SUR LES DEPENS ET LES FRAIS NON REPETIBLES.

L’URSSAF succombant en ses prétentions, il convient de réformer les dispositions du jugement portant sur la charge des dépens et, statuant à nouveau de ce chef et ajoutant au jugement, de la condamner aux dépens de première instance et d’appel.

L’équité ne justifiant pas qu’il soit prononcé de condamnations au titre des frais non répétibles, il convient de de débouter l’URSSAF de ses prétentions dirigées à ce titre contre l’appelant et de confirmer le jugement en ses dispositions déboutant Monsieur [R] de ses prétentions de ce chef.

PAR CES MOTIFS

La Cour, statuant par arrêt contradictoire rendu en audience publique par sa mise à disposition au greffe,

Réforme le jugement déféré en toutes ses dispositions à l’exception de celles se déclarant incompétent pour confirmer ou infirmer la décision de la commission de recours amiable et de celles déboutant Monsieur [R] de ses prétentions sur le fondement de l’article 700 du Code de procédure civile qu’il convient de confirmer.

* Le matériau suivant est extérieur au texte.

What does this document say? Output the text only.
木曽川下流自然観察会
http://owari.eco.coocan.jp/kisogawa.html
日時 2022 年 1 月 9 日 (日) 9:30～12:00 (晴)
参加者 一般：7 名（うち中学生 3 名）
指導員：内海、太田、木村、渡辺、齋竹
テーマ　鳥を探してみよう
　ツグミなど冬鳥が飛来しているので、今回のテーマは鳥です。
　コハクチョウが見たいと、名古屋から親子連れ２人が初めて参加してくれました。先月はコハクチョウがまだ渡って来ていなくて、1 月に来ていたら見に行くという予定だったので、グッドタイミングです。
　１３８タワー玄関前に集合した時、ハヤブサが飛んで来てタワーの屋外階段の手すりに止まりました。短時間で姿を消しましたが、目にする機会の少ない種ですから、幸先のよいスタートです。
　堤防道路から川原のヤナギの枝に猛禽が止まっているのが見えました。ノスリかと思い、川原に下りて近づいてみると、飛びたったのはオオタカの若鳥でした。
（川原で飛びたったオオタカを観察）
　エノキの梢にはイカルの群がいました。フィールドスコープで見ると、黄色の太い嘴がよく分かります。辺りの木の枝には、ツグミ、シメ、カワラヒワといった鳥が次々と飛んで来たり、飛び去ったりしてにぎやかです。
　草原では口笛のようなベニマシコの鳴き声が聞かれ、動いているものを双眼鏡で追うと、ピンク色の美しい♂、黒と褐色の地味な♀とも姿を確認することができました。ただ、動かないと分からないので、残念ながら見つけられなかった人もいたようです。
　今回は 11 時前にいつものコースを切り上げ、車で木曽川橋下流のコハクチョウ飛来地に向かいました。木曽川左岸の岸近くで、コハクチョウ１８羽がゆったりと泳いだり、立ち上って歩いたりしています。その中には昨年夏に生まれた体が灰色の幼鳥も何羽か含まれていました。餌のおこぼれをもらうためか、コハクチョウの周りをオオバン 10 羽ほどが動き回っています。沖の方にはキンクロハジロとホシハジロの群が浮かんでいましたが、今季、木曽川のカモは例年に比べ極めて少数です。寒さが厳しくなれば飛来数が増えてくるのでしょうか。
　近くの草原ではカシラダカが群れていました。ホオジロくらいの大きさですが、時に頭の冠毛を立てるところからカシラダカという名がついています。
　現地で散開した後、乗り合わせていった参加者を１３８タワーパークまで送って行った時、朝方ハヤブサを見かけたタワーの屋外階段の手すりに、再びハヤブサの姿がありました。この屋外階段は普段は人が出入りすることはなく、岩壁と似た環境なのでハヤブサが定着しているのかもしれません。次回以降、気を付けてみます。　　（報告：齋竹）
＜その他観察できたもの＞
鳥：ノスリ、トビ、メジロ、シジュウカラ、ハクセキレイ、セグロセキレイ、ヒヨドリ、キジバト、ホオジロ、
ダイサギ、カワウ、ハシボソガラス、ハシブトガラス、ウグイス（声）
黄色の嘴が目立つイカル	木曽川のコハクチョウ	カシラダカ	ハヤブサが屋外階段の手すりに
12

Et statuant à nouveau du chef des prétentions ayant donné lieu aux dispositions réformées,

Rejette la demande en nullité de l’appel de cotisations en ce qu’elle est fondée sur le motif du non-respect du délai-butoir résultant de l’article R. 380-4, I, du code de la sécurité sociale

Rejette la demande de dégrèvement de la cotisation litigieuse en ce qu’elle serait contraire à la réserve d’interprétation du Conseil Constitutionnel résultant de sa décision n° 2018-735 QPC du 27 septembre 2018, et, par voie de conséquence, à l’article 62 de la constitution.

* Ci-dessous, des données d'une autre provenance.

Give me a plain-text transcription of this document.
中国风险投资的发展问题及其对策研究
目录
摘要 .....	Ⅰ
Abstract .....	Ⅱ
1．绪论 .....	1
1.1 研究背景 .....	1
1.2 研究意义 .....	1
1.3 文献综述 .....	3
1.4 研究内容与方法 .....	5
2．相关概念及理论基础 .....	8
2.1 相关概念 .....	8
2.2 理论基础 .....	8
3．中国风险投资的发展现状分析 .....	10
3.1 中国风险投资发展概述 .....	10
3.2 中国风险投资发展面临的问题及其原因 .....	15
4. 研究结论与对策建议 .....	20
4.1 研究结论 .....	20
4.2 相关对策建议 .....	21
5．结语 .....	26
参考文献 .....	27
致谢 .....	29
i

Dit non-fondé et ne pouvant produire aucun effet car reposant sur des données non traitées de manière licite, loyale et transparente, l’appel de cotisations daté du 28 novembre 2019 réclamant à Monsieur [U] [R] la somme de 135 193 € au titre de la cotisation subsidiaire maladie (CSM).

Déboute l’URSSAF DE LANGUEDOC ROUSSILLON de ses prétentions au titre des frais non répétibles et la condamne aux dépens de première instance et d’appel.